Anderson proposed the Office of Management and Budget pilot a data governance platform at the governmentwide oversight level.

“Most organizations don’t know what data they’ve got,” said Peter Baumann, founder and CEO of ActiveNav. “They don’t know who owns it, and they don’t know where it’s stored.”

For that, agencies need an accurate data inventory, which was proposed in the 2020 Action Plan but should be mandated in the Year 2 plan, industry representatives said.

A master data management (MDM) program goes hand-in-hand with data governance and serves as a single reference point for priority data on employees, facilities and programs, Anderson said.

Agencies collect new data from a multitude of sources hourly without validating, matching or merging to prevent duplication.

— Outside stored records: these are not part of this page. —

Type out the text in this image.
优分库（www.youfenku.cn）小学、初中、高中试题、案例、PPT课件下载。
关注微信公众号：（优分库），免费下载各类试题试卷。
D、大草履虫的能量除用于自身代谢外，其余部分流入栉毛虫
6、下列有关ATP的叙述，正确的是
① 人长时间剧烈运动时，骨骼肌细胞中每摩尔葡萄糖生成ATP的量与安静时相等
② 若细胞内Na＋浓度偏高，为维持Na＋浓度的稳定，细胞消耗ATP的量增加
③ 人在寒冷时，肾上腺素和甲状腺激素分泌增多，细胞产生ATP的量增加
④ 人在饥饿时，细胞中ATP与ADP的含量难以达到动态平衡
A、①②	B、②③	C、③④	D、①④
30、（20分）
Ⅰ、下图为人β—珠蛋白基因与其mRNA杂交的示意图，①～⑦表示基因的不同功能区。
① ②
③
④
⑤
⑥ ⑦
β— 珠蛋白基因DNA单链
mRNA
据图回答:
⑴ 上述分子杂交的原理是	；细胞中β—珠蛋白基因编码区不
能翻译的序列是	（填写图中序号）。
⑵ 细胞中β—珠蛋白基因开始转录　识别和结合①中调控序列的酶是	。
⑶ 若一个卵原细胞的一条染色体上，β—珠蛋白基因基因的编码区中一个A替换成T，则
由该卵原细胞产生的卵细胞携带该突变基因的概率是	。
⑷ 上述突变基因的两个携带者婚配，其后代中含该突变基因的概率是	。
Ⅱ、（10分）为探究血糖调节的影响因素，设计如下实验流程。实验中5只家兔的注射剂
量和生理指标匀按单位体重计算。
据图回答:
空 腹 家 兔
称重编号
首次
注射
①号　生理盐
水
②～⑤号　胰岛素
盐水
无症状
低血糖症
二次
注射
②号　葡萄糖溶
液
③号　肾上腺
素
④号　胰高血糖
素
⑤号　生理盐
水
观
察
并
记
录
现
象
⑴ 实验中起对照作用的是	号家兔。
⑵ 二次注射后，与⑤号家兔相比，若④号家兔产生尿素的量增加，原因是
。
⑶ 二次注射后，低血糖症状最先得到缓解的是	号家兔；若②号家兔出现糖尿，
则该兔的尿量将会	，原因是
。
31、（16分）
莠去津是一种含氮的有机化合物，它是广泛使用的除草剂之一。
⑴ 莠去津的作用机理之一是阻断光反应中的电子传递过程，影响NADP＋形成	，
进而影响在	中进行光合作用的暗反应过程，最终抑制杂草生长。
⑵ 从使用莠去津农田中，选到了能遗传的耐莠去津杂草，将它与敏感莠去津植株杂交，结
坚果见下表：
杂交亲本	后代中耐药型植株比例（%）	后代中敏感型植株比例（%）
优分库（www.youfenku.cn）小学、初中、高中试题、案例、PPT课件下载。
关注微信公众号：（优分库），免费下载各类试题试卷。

“Finding a single source of truth is nearly impossible without a massive number of hours manually sifting through the petabytes,” Anderson said. “During the current COVID crisis, an inability to master data at scale is arguably one of the primary contributors of many organizational failures to report accurately and in a timely manner on data associated with the crisis.”

As a result policy decisions are “poorly informed and often too late for positive impacts,” Anderson said.

In contrast the Food and Drug Administration established an MDM program prior to the pandemic and now has the ability to monitor and report on the entire supply chain of every approved prescription drug. Sources, ingredient location, drug assembly, manufacturing, distribution, shipping, and stock location are all covered.

The FDA MDM could serve as an example for other agencies lacking data inventories.

“Our Department of Justice inventory is seven years old, so we clearly have some agencies that have a long ways to go in making progress here,” said Nick Hart, CEO of the Data Coalition.